Bij kinderen met ongecontroleerde, matig-ernstig tot ernstig astma heeft circa 85% astma met type 2-inflammatie, waarbij het aantal bloedeosinofielen ≥150/µl is of FeNO ≥20 ppb is. De meeste van deze kinderen vertonen daarbij een allergisch fenotype. Het monoklonale antilichaam dupilumab richt zich op de centrale aandrijvers van T2-inflammatie en kan daarom mogelijk ook effectief zijn bij deze groep van pediatrische astmapatiënten. Tijdens EAACI 2022 werden door prof. dr. Eckard Hamelmann (Ruhr-Universität Bochum, Klinik für Kinder- und Jugendmedizin, Bochum, Duitsland) de resultaten gepresenteerd van een post-hocanalyse van de VOYAGE-studie, waarin de effectiviteit van dupilumab werd vergeleken tussen pediatrische astmapatiënten met of zonder een allergisch fenotype.
De deelnemers, kinderen van 6-11 jaar met ongecontroleerde, matig-ernstig tot ernstig astma met T2-inflammatie, werden op basis van IgE-niveaus onderverdeeld in niet-allergisch, mono-allergeengesensitiseerd of multi-allergeengesensitiseerd. Patiënten ontvingen dupilumab als aanvullende behandeling (gerandomiseerd elke 2 weken 100 of 200 mg per kg lichaamsgewicht) voor een periode van 52 weken. De belangrijkste uitkomsten waren de jaarlijkse ernstige astma-exacerbatiefrequentie (‘annualized severe asthma exacerbation rate’, AER) en de verandering in pre-bronchodilatator (pre-BD) FEV1pp vanaf aanvang van de studie.

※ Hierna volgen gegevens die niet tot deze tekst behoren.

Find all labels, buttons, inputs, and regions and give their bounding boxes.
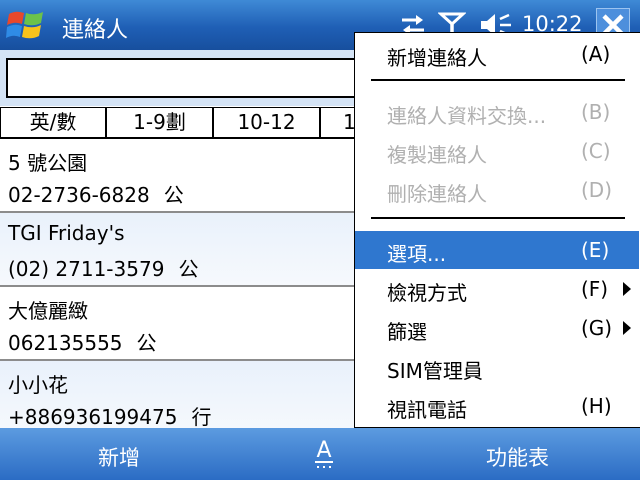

In totaal werd de aandoening van 261 deelnemers (78%) geclassificeerd als allergisch astma, waarbij er bij 58 kinderen één type allergeenspecifiek IgE werd aangetoond en bij 203 meerdere typen allergeenspecifiek IgE. Uit de analyse bleek dat in alle drie de groepen dupilumabbehandeling resulteerde in een afname van de AER ten opzichte van placebo, maar bij niet-allergisch astma was dit verschil niet significant (p=0,143). Bij mono-allergeengesensitiseerde patiënten werd wel een significante afname in de exacerbatiefrequentie gezien: een verschil van 75,1% (p=0,04) in AER tussen dupilumab en placebo (zie Figuur 1). Bij patiënten die gesensitiseerd waren voor meerdere allergenen werd ook een significant lagere AER aangetoond met dupilumabbehandeling ten opzichte van placebo. Bij hen was de AER 59,6% lager (p<0,001) tijdens de studieperiode. Bij niet-allergische astmapatiënten was een niet-significante trend van een reductie in AER zichtbaar met een verschil van 44,7% tussen dupilumab en placebo.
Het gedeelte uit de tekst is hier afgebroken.